Our work shed the light for future clinical studies. Currently, miR-195-5p based therapy is not still being experimented in clinical trials and toxicity pharmacokinetic evaluations are not still being conducted for miR-195-5p. Despite these limitations and to the lack of knowledge miRNAs in cancer, the administration and delivery of miRNA mimics and antimiRs, are being solved since various oncology clinical trials using miRNAs in screening, diagnosis, and drug testing are currently underway.

 

8. AOM/DSS-Induced CRC Model and Treatment: need references.

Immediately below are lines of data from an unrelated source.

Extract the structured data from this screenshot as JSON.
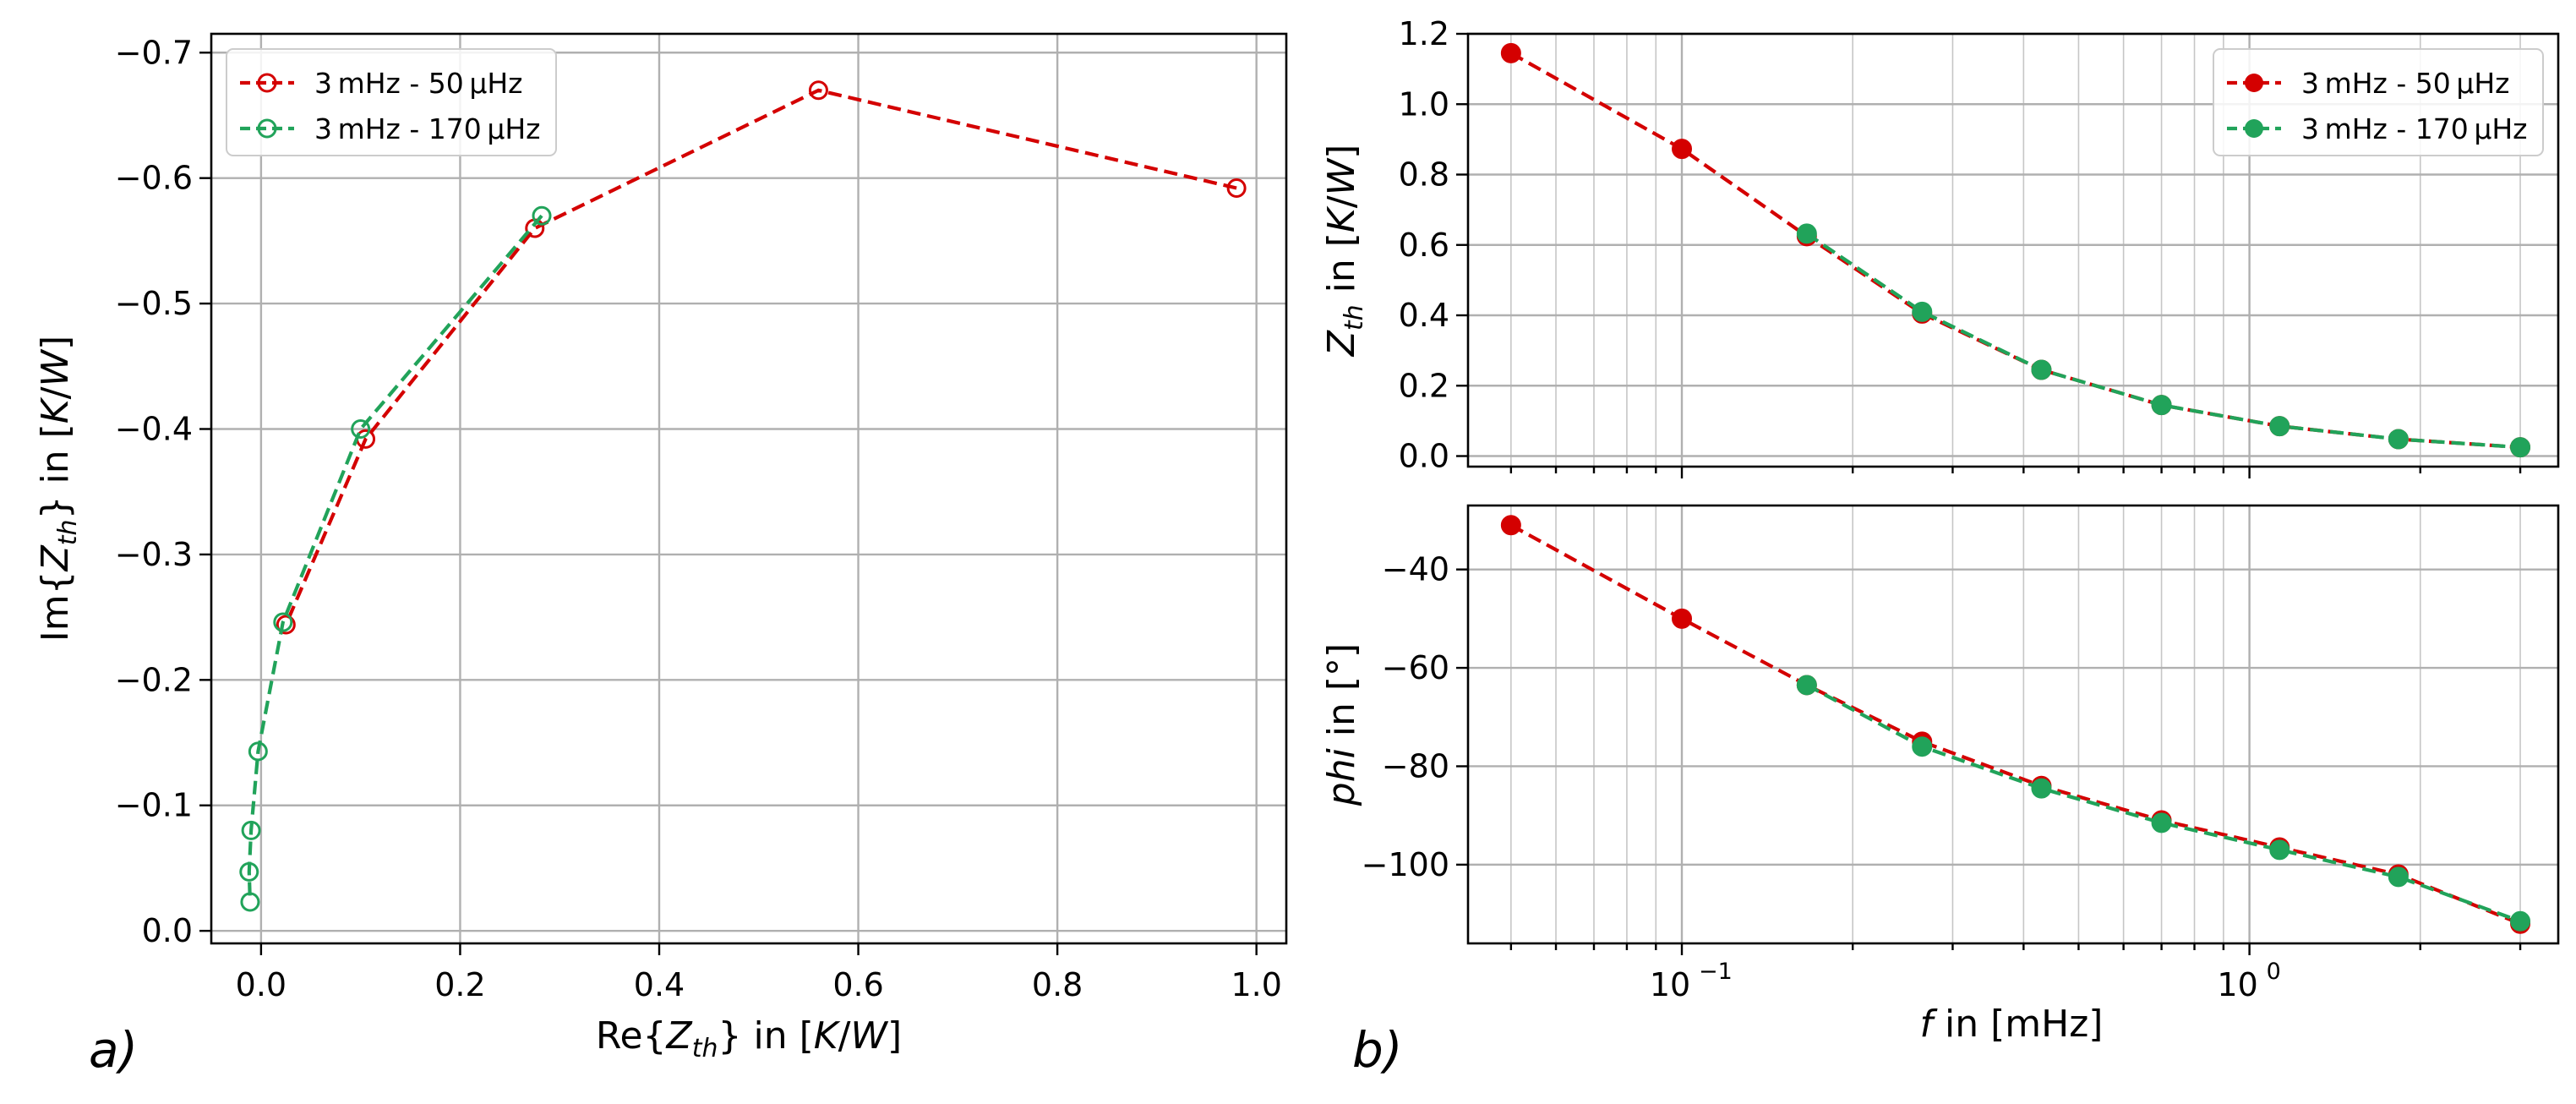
{
  "colors": {
    "red": "#d40000",
    "green": "#21a35a"
  },
  "panels": {
    "a": {
      "label": "a)"
    },
    "b": {
      "label": "b)"
    }
  },
  "chart_data": [
    {
      "type": "scatter",
      "panel": "a",
      "style": "open-markers-dashed-line",
      "xlabel": "Re{Z_th} in [K/W]",
      "ylabel": "Im{Z_th} in [K/W]",
      "xlim": [
        -0.05,
        1.03
      ],
      "ylim": [
        0.01,
        -0.715
      ],
      "y_inverted": true,
      "xticks": [
        0.0,
        0.2,
        0.4,
        0.6,
        0.8,
        1.0
      ],
      "xtick_labels": [
        "0.0",
        "0.2",
        "0.4",
        "0.6",
        "0.8",
        "1.0"
      ],
      "yticks": [
        0.0,
        -0.1,
        -0.2,
        -0.3,
        -0.4,
        -0.5,
        -0.6,
        -0.7
      ],
      "ytick_labels": [
        "0.0",
        "−0.1",
        "−0.2",
        "−0.3",
        "−0.4",
        "−0.5",
        "−0.6",
        "−0.7"
      ],
      "grid": true,
      "legend": "top-left",
      "series": [
        {
          "name": "3 mHz - 50 µHz",
          "color_key": "red",
          "x": [
            0.98,
            0.56,
            0.275,
            0.105,
            0.025
          ],
          "y": [
            -0.592,
            -0.67,
            -0.56,
            -0.392,
            -0.244
          ]
        },
        {
          "name": "3 mHz - 170 µHz",
          "color_key": "green",
          "x": [
            0.282,
            0.1,
            0.022,
            -0.003,
            -0.01,
            -0.012,
            -0.011
          ],
          "y": [
            -0.57,
            -0.4,
            -0.246,
            -0.143,
            -0.08,
            -0.047,
            -0.023
          ]
        }
      ]
    },
    {
      "type": "line",
      "panel": "b-top",
      "style": "filled-markers-dashed-line",
      "xscale": "log",
      "xlim": [
        0.042,
        3.5
      ],
      "ylim": [
        -0.03,
        1.2
      ],
      "ylabel": "Z_th in [K/W]",
      "yticks": [
        0.0,
        0.2,
        0.4,
        0.6,
        0.8,
        1.0,
        1.2
      ],
      "ytick_labels": [
        "0.0",
        "0.2",
        "0.4",
        "0.6",
        "0.8",
        "1.0",
        "1.2"
      ],
      "grid": true,
      "legend": "top-right",
      "series": [
        {
          "name": "3 mHz - 50 µHz",
          "color_key": "red",
          "x": [
            0.05,
            0.1,
            0.166,
            0.265,
            0.43,
            0.7,
            1.13,
            1.83,
            3.0
          ],
          "y": [
            1.145,
            0.873,
            0.625,
            0.405,
            0.245,
            0.145,
            0.085,
            0.048,
            0.025
          ]
        },
        {
          "name": "3 mHz - 170 µHz",
          "color_key": "green",
          "x": [
            0.166,
            0.265,
            0.43,
            0.7,
            1.13,
            1.83,
            3.0
          ],
          "y": [
            0.632,
            0.41,
            0.245,
            0.145,
            0.085,
            0.048,
            0.025
          ]
        }
      ]
    },
    {
      "type": "line",
      "panel": "b-bottom",
      "style": "filled-markers-dashed-line",
      "xscale": "log",
      "xlim": [
        0.042,
        3.5
      ],
      "ylim": [
        -116,
        -27
      ],
      "xlabel": "f in [mHz]",
      "ylabel": "phi in [°]",
      "yticks": [
        -40,
        -60,
        -80,
        -100
      ],
      "ytick_labels": [
        "−40",
        "−60",
        "−80",
        "−100"
      ],
      "xticks": [
        0.1,
        1.0
      ],
      "xtick_labels": [
        "10",
        "10"
      ],
      "xtick_exponents": [
        "−1",
        "0"
      ],
      "grid": true,
      "series": [
        {
          "name": "3 mHz - 50 µHz",
          "color_key": "red",
          "x": [
            0.05,
            0.1,
            0.166,
            0.265,
            0.43,
            0.7,
            1.13,
            1.83,
            3.0
          ],
          "y": [
            -31,
            -50,
            -63.5,
            -75,
            -84,
            -91,
            -96.5,
            -102,
            -112
          ]
        },
        {
          "name": "3 mHz - 170 µHz",
          "color_key": "green",
          "x": [
            0.166,
            0.265,
            0.43,
            0.7,
            1.13,
            1.83,
            3.0
          ],
          "y": [
            -63.5,
            -76,
            -84.5,
            -91.5,
            -97,
            -102.5,
            -111.5
          ]
        }
      ]
    }
  ]
}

We thank the reviewer for the suggestion and we have added the references.

 

9. The animal working is not complete. The housing feature needs to explain.

According to the referee suggestion, we added information about housing features in “Materials and Methods” section.

 

Author Response File: Author Response.pdf

Round 2

Reviewer 2 Report

Comments and Suggestions for Authors

The author responds to the comments.